We all have obligations and commitments. Yet what hierarchy do those commitments fall in comparison with the commitments we do or do not have in relation to the health of our physical body?
Often times the idea of cancelling plans, changing itineraries, or taking a day off just does not seem possible. Yet at what expense to our own health, healing, and full recovery?
Symptoms can be used as a guide.
When confronted with pain, have you considered your pain and symptoms as intelligent and guiding?
Your body uses pain to communicate something to you. More times than not, our outside commitments usually come first over healing and rest. On top of not resting, pain medications or medications to reduce or cover up our symptoms are usually the first line of defense to numb the pain. Cover it up. Go on with life.
I considered this concept. By masking my pain, I most likely would have went on with usual plans, been unaware of overdoing it, and ran a high risk of doing further injury without even knowing it; Potentially even for days, weeks or months if medications were what I fully relied on for healing.
My weekend came and went. Come Monday, I did what was most intuitive in my mind.
I called my Chiropractor to get my spine and nervous system checked.
(Yes, even Chiropractors have a Chiropractor).
Upon a careful evaluation and exam, it was found that I subluxated my lower cervical spine (neck) and a Chiropractic adjustment was recommended. With a slight alteration to my normal wellness and maintenance chiropractic care, I was able to quickly, conservatively, and relatively easily put my body into a better position to heal over the coming week.
Pain and symptoms are good indicators to consult with a qualified Physician to uncover the root cause.
My problem wasn’t pain, muscle spasms, or fractures.
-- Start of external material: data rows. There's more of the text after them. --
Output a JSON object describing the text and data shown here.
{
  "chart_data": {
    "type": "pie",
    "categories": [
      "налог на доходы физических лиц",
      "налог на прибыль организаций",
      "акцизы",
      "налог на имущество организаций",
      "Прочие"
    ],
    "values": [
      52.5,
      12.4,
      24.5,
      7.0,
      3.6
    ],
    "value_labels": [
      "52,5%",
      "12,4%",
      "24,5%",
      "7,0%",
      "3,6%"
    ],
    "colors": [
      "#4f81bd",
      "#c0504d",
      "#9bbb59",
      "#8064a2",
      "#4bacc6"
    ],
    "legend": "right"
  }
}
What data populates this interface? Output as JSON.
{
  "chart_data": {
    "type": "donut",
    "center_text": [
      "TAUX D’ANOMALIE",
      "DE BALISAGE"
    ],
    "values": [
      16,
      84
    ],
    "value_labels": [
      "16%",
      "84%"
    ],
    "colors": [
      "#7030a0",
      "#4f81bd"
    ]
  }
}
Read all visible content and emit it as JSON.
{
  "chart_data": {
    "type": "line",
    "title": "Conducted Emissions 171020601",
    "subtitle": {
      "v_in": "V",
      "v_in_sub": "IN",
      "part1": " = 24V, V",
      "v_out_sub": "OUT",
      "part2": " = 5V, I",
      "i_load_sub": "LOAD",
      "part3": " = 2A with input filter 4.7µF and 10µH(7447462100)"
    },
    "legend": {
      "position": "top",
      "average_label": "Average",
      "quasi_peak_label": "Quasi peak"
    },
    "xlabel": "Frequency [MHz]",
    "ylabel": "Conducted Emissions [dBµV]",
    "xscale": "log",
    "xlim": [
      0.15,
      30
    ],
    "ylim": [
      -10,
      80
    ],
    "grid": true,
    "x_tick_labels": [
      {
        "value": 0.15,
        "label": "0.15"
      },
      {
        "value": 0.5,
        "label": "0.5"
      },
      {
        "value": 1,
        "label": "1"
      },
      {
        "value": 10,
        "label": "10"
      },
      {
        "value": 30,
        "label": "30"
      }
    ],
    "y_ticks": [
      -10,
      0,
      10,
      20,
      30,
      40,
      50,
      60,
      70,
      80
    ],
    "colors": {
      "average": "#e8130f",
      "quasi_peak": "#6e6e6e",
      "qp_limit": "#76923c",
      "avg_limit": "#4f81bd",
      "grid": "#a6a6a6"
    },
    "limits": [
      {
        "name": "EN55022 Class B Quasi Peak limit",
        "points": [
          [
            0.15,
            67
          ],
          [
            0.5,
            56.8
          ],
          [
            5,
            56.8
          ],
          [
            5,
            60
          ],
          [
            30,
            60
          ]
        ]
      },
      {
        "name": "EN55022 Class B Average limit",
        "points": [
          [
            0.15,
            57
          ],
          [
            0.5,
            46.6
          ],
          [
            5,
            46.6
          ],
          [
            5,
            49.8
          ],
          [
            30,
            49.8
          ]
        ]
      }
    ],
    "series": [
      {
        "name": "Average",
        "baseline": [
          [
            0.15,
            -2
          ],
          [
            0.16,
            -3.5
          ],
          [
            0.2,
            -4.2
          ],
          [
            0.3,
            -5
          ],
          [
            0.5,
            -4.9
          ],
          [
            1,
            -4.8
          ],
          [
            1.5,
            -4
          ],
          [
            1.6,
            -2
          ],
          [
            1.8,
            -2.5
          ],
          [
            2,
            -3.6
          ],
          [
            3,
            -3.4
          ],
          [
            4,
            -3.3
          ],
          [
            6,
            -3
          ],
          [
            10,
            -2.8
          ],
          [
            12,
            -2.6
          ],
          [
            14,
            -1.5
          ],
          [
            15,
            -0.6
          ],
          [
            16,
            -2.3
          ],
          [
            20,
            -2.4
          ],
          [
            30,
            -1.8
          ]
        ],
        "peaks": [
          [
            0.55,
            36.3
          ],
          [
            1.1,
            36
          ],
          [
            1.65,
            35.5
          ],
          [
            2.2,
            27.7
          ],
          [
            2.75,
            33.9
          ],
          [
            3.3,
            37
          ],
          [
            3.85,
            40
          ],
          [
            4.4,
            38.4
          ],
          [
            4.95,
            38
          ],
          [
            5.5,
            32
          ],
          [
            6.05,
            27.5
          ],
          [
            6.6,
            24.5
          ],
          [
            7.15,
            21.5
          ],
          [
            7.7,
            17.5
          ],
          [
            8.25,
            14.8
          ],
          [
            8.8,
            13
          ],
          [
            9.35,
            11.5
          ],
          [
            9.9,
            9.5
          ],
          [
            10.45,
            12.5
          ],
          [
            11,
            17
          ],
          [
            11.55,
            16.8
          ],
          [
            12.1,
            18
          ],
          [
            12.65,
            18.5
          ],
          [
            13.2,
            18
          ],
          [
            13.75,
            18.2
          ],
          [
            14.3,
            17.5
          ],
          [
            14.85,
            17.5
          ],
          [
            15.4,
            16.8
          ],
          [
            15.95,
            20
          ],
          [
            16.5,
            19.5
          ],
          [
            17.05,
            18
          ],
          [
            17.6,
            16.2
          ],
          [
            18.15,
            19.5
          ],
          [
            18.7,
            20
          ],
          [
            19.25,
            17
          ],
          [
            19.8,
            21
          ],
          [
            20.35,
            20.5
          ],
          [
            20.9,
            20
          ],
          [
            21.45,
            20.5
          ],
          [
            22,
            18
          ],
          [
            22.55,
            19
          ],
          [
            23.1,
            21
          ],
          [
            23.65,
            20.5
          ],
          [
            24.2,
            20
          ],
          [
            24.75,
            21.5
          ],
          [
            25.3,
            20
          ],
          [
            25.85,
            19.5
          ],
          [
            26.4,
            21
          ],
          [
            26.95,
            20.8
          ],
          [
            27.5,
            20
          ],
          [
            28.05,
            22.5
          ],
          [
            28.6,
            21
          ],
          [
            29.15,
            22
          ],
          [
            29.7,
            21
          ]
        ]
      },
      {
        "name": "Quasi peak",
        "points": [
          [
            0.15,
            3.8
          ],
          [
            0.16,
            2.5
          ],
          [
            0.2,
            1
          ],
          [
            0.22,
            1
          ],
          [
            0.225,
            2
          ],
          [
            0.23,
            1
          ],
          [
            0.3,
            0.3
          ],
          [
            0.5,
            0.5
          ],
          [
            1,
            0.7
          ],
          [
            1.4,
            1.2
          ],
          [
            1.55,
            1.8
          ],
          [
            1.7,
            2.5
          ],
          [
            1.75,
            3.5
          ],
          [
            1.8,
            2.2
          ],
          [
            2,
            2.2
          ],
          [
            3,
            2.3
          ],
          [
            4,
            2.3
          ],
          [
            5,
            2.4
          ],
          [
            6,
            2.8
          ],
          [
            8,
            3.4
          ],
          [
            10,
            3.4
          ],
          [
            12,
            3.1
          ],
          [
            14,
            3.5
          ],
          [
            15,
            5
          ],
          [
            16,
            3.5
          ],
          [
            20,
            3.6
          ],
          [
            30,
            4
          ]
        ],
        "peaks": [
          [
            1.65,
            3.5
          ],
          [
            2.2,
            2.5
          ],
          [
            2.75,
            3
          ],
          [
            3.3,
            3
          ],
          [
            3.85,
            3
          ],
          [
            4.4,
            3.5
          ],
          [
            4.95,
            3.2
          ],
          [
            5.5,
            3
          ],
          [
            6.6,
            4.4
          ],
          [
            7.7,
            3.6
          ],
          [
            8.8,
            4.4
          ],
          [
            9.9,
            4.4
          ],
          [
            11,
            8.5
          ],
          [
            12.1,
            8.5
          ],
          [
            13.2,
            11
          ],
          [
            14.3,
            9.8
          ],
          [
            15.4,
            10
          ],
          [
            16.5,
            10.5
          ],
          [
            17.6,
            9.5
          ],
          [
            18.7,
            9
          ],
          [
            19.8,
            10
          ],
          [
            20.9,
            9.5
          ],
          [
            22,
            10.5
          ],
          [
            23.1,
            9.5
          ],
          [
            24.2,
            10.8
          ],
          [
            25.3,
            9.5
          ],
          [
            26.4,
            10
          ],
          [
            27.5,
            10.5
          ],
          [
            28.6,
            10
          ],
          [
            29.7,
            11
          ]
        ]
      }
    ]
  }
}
It was damage to the nervous system, which travels through the vertebrae in my lower neck. The trauma to my nervous system put my body in a lowered state of functioning. Typically when this occurs, not only does the body heal at a slower rate, but the nerve irritation stresses other parts of the body as well.
Over the following four days my body began to do what it intuitively and innately knows how to do: it healed.
As my Chiropractor is a good friend, I know he would find it important for me to say this statement: Chiropractic care did not do the healing; It removed interference to my nervous system, allowing my body to better do what it was designed to do.
The nervous system is a master controlling system that coordinates healing within a healthy body. When the nervous system is working at its best, the body is at its full potential to self heal and self regulate not only pain, but all the systems in the body.
The next time you decide to hurt your body (and maybe your pride) like I did, whether it’s from falling down your stairs, a sports trauma, or any other pain that might be occurring in your life, take a moment to discover the five things that you too might be able to learn from your pain.
By being aware and not ignoring what your body is telling you, listening to what your pain is advising you not to do, and modifying your life accordingly to allow for self-reflection and healing, you too may be better guided in faster ways to healing and recovery.